027

679 89 304
                                    

FİNAL BÖLÜMÜ

Eddie kollarımdaydı. Yerde oturmuştum ve başını hafifçe kaldırarak bacaklarımın üzerine koydum.

''Beni bırakma, sakın beni bırakma...'' 

Çektiği acıyı gözlerinden okuyabiliyordum. Kendini sıkıyordu. 

''Çok mu kötü?'' dedi. Kara yayılmakta olan kanı görebiliyordum. ''Hayır, Eddie. Dayan biraz. Dayan lütfen, iyileşeceksin.''

Ne diyeceğimi bilmiyordum. Sadece onu sakinleştirmeye çalışıyordum. Polisler arabadan inerek evin içine ve evin yanındaki Steve ve Jonathan tarafından yakalanmış McGregor'a doğru koştular. 

''Grace... Sana söylemem gereken bir şey var. Bunu söylemem gerek.''

Gözünden yaşlar akıyordu ama ağlamıyordu. Canı yanıyordu sadece. 

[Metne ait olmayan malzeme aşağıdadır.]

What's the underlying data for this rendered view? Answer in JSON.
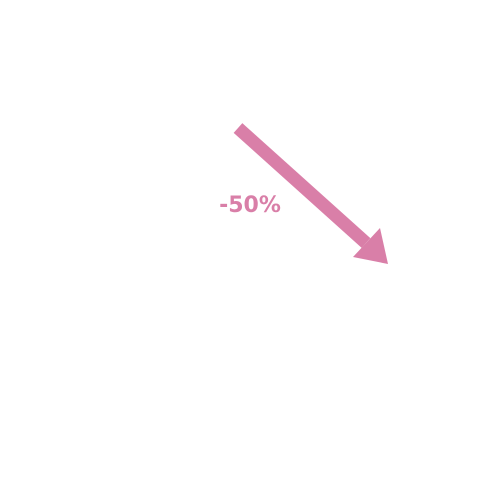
{
  "label": "-50%"
}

''Eddie sakın. Sakın veda edeyim deme. Sadece biraz daha...''

Boğazımdaki düğümden konuşamıyordum bile. ''Steve! Jonathan! Yardım edin! Yardım edin!'' Onlara doğru bağırdığımda yanıma koşmaya başladılar. Polis memurları McGregor'ı kelepçeliyordu. 

Bir polis memuru yanımıza eğildi. ''Dayan evlat ambulans yolda, iki dakika içinde seni götürecekler. Yollar karlı olduğu için biraz geciktiler tamam mı? Sadece derin nefes al ve bilincini kaybetmemeye çalış. Sen güçlü bir çocuğa benziyorsun. Bununla başa çıkabilirsin."

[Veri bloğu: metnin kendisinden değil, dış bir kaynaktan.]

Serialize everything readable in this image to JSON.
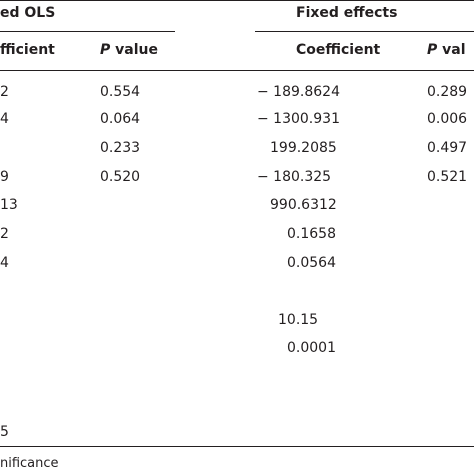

Polise tamam anlamında başını salladı. Saçlarını gözünün önünden çektim. Yüzünü öpüyordum. "Dayan..." diyordum fısıltı ile.

"Grace, beni dinle. Sana... Sen haklıydın. Onu... Onu evime bile almamam gerekiyordu. Ben sadece seni gerçekten sevdim. Bana inanıyorsun değil mi Grace?"

Yüzüne kar düşüyordu. Elimle sildikçe düşüyordu. "Sana inanıyorum Eddie. İnanıyorum."

Gözlerimi kırptıkça canım acıyordu. Elini tuttum. Elimi sıktı. Diğer elimle yüzünü seviyordum. "Bunu almanı istiyorum." dedi cebindeki penalı kolyeyi çıkarırken. Ve acıyla inledi. "Bunu boynuna tak ve bir daha asla, asla çıkarma."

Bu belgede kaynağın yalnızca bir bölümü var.